NEW YORK (GenomeWeb) – Incorporating some well-known genetic risk factors when assessing a woman's risk of non-BRCA-associated hereditary breast cancer can help to more accurately predict risk than just family history alone, according to a study published this week in Genetics in Medicine.
Researchers from the University of Utah and elsewhere used 24 well-known breast cancer risk SNPs that are not in the BRCA1 or BRCA2 genes to come up with a risk score for 4,365 women from two familial breast cancer cohorts, and compared that to a risk score based on family history alone.
The goal of the study was to see whether this panel of 24 SNPs could help to better stratify women already considered to be at an elevated risk due to family history in order to determine which women should receive additional screening, such as magnetic resonance imaging.
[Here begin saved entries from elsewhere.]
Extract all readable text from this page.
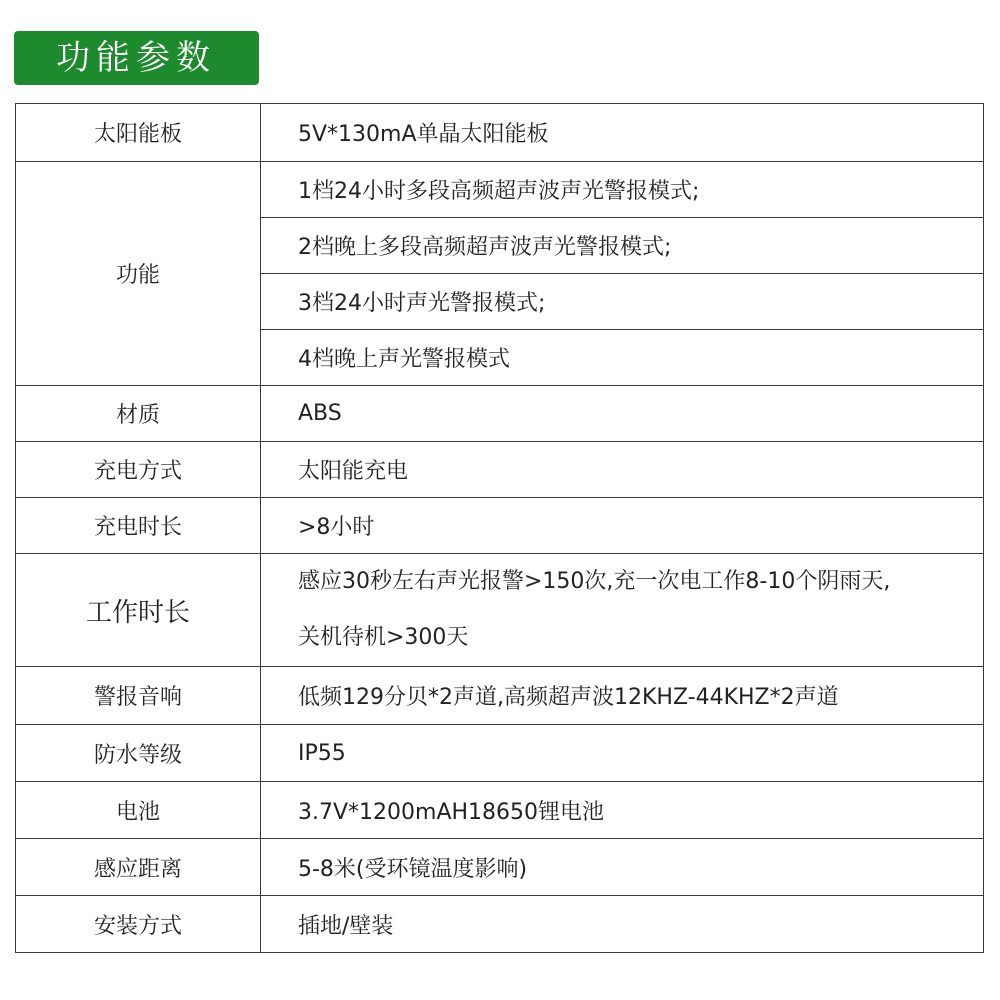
功能参数
太阳能板	5V*130mA单晶太阳能板
功能	1档24小时多段高频超声波声光警报模式;
	2档晚上多段高频超声波声光警报模式;
	3档24小时声光警报模式;
	4档晚上声光警报模式
材质	ABS
充电方式	太阳能充电
充电时长	>8小时
工作时长	感应30秒左右声光报警>150次,充一次电工作8-10个阴雨天,
关机待机>300天

警报音响	低频129分贝*2声道,高频超声波12KHZ-44KHZ*2声道
防水等级	IP55
电池	3.7V*1200mAH18650锂电池
感应距离	5-8米(受环镜温度影响)
安装方式	插地/壁装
The study examined women from two different cohorts: the Breast Cancer Family Registry (BCFR) and the Kathleen Cuningham Consortium Foundation for Research into Familial Breast Cancer (kConFab) cohorts, and included women who had already been diagnosed with breast cancer as well as unaffected women.
The researchers genotyped the women using either capture-based next-generation sequencing, or a SNP genotyping array. They then generated a risk score based on the presence or absence of the SNP, its allele frequency, and the relative risk associated with it.
Next, they used a model called BOADICEA to predict breast cancer risk in 18,000 unaffected women from the two cohorts. The BOADICEA tool predicts a woman's risk of breast and ovarian cancers for 10 years and until the age of 80.
Looking at the genetic risk scores of the 2,869 women who were unaffected and the 1,496 women who were affected with breast cancer, the researchers found "highly significant" differences. Unaffected women had a mean genetic risk score of 2.170, slightly higher than their theoretical risk score of 2.123 based on having a positive family history. Affected women, meantime, had a risk score of 2.25. The unaffected women were followed for an average of 7.4 years, during which time 205 of them developed breast cancer.
Next, the researchers wanted to see the impact of combining the genetic risk scores with the family-history-based risk scores. The US recommends that women with a greater than 20 percent lifetime risk of breast cancer get MRI screening along with mammograms, while in the UK the threshold for MRI screening is 25 percent.
When the researchers added in risk assessment based on genetics to the family-history-based assessment, they noted that 249 of 1,585 women, or 16 percent, who were below the 20 percent risk threshold, moved above that. When using the higher threshold of 25 percent and including both genetic and family history-based risk assessments, 232 out of 2,176 women, or 11 percent, would move above the threshold.
"Inclusion of risk scores based on [breast cancer]-associated SNPs in risk assessment can provide more accurate risk prediction than family history alone and can influence recommendations for cancer screening and prevention modalities for high-risk women," the authors wrote.